More backlogs, lower transparency, lower motivation to adapt, lower adaptiveness.
[me] Did more backlogs lead to lower transparency?
[student] What is transparency here, could you elaborate more?
[me] Transparency here means the chance of knowing the value of their work, relative to other work on the same whole product by other teams. When each team has their own backlog, teams may not know that they might be doing globally lower-value work. Does this happen in your organization?
[student] Not really. We have pretty fast feedback for our work. If one team does lower-value work, the business impact would be lower, which would be visible for them quite soon.
[me] Interesting, so, then, the motivation to adapt stays high?
[student] Yes. We are always motivated to adapt to higher-value work.
More backlogs, smaller work scope for any team, stronger local identity, lower motivation to adapt, lower adaptiveness.

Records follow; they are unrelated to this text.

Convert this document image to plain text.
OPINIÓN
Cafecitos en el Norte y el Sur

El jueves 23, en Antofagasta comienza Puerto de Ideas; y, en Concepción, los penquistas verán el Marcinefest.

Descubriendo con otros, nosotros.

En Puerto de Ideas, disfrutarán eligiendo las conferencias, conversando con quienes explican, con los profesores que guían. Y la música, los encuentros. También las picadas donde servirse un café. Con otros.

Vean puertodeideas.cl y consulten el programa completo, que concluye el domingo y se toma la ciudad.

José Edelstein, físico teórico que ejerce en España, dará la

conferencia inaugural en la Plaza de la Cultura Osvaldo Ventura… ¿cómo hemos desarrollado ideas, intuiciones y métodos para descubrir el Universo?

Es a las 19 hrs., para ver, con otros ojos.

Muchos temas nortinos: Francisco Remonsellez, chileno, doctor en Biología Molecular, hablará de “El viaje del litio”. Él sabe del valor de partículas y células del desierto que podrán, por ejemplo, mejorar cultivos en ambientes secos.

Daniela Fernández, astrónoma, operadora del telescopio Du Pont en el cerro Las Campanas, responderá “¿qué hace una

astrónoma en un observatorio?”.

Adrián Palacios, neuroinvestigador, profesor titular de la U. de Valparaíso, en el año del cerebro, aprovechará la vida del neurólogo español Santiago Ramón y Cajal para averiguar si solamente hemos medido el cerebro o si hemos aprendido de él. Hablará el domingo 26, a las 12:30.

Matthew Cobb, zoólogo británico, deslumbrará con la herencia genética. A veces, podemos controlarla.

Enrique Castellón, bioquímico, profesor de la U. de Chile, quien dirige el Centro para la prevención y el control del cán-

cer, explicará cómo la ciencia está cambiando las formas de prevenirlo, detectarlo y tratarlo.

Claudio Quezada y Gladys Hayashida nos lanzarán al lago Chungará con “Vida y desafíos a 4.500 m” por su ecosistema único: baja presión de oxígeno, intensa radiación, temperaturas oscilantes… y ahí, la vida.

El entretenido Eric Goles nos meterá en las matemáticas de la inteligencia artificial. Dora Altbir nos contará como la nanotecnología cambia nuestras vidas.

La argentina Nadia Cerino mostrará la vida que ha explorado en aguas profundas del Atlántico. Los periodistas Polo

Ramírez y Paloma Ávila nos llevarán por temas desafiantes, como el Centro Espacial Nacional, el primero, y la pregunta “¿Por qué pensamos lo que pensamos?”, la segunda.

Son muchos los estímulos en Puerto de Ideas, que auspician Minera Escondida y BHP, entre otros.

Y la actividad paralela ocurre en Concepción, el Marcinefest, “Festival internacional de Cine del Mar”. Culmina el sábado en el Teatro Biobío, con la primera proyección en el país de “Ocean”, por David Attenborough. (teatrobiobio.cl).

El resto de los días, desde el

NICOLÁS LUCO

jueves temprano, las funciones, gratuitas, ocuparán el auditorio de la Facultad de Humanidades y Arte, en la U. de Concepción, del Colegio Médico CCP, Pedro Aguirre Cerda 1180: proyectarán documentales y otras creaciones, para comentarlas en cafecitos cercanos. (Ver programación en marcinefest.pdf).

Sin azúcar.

[me] How about local identity? Having their own backlog limits the work scope for the team, thus the team develops stronger local identity, which demotivates them to work on any other work outside of their scope. Do you see this in your organization?
[student] Not really. It is the norm in our organization that if the business impact is low, we gotta change. Our team never sticks with the local identity. I guess this is because we are always driven by business success.

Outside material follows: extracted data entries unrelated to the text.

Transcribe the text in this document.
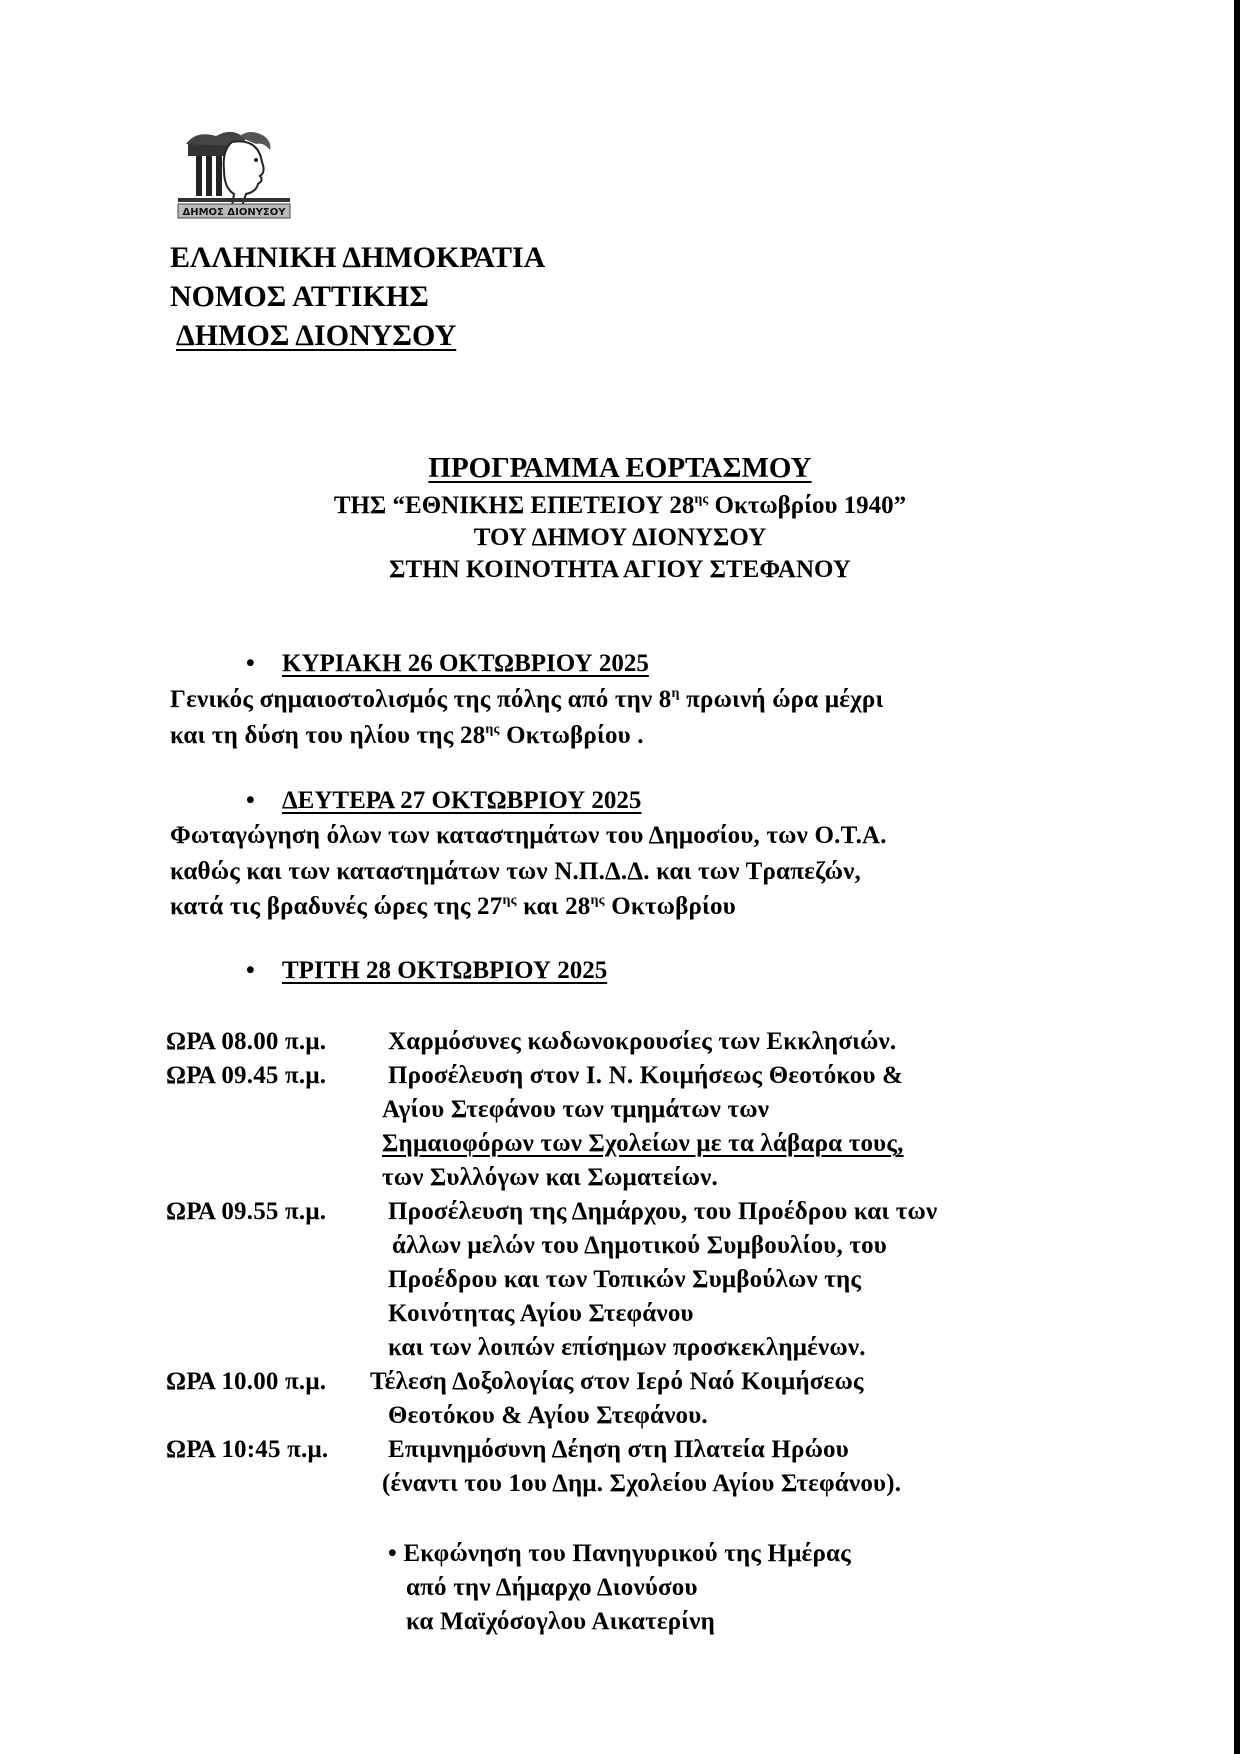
ΔΗΜΟΣ ΔΙΟΝΥΣΟΥ
ΕΛΛΗΝΙΚΗ ΔΗΜΟΚΡΑΤΙΑ
ΝΟΜΟΣ ΑΤΤΙΚΗΣ
ΔΗΜΟΣ ΔΙΟΝΥΣΟΥ
ΠΡΟΓΡΑΜΜΑ ΕΟΡΤΑΣΜΟΥ
ΤΗΣ “ΕΘΝΙΚΗΣ ΕΠΕΤΕΙΟΥ $28^{\eta\varsigma}$ Οκτωβρίου 1940”
ΤΟΥ ΔΗΜΟΥ ΔΙΟΝΥΣΟΥ
ΣΤΗΝ ΚΟΙΝΟΤΗΤΑ ΑΓΙΟΥ ΣΤΕΦΑΝΟΥ
• ΚΥΡΙΑΚΗ 26 ΟΚΤΩΒΡΙΟΥ 2025
Γενικός σημαιοστολισμός της πόλης από την $8^\eta$ πρωινή ώρα μέχρι
και τη δύση του ηλίου της $28^{\eta\varsigma}$ Οκτωβρίου .
• ΔΕΥΤΕΡΑ 27 ΟΚΤΩΒΡΙΟΥ 2025
Φωταγώγηση όλων των καταστημάτων του Δημοσίου, των Ο.Τ.Α.
καθώς και των καταστημάτων των Ν.Π.Δ.Δ. και των Τραπεζών,
κατά τις βραδυνές ώρες της $27^{\eta\varsigma}$ και $28^{\eta\varsigma}$ Οκτωβρίου
• ΤΡΙΤΗ 28 ΟΚΤΩΒΡΙΟΥ 2025
ΩΡΑ 08.00 π.μ. Χαρμόσυνες κωδωνοκρουσίες των Εκκλησιών.
ΩΡΑ 09.45 π.μ. Προσέλευση στον Ι. Ν. Κοιμήσεως Θεοτόκου &
Αγίου Στεφάνου των τμημάτων των
Σημαιοφόρων των Σχολείων με τα λάβαρα τους,
των Συλλόγων και Σωματείων.
ΩΡΑ 09.55 π.μ. Προσέλευση της Δημάρχου, του Προέδρου και των
άλλων μελών του Δημοτικού Συμβουλίου, του
Προέδρου και των Τοπικών Συμβούλων της
Κοινότητας Αγίου Στεφάνου
και των λοιπών επίσημων προσκεκλημένων.
ΩΡΑ 10.00 π.μ. Τέλεση Δοξολογίας στον Ιερό Ναό Κοιμήσεως
Θεοτόκου & Αγίου Στεφάνου.
ΩΡΑ 10:45 π.μ. Επιμνημόσυνη Δέηση στη Πλατεία Ηρώου
(έναντι του 1ου Δημ. Σχολείου Αγίου Στεφάνου).
• Εκφώνηση του Πανηγυρικού της Ημέρας
από την Δήμαρχο Διονύσου
κα Μαϊχόσογλου Αικατερίνη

More backlogs, smaller work scope for any team, higher specialization, smaller knowledge breadth, lower ability to adapt, lower adaptiveness.
[me] How about the ability to adapt? As each team gets specialized in their work scope, their knowledge breadth gets smaller and thus decreases the ability to adapt. Do you see this in your organization?
[student] Indeed, the adaptation is always painful for the team. They are motivated to adapt, but they don’t prepare for it in terms of knowledge. We have been struggling with this.
[me] Yes, in LeSS, there is only one backlog and multi-team PBR is specially designed to maximize broad learning optimizing for the adaptiveness.
We updated the original CLD, reflecting the different mental models that we explored.
For their organization, strong reliance on business feedback increases the motivation to adapt, while the limited broad learning due to specialization decreases the ability to adapt.
One challenge in working with mental models is that they are implicit. CLD helps to express it, and doing both advocacy and inquiry on the causal links is a powerful way to explore different mental models.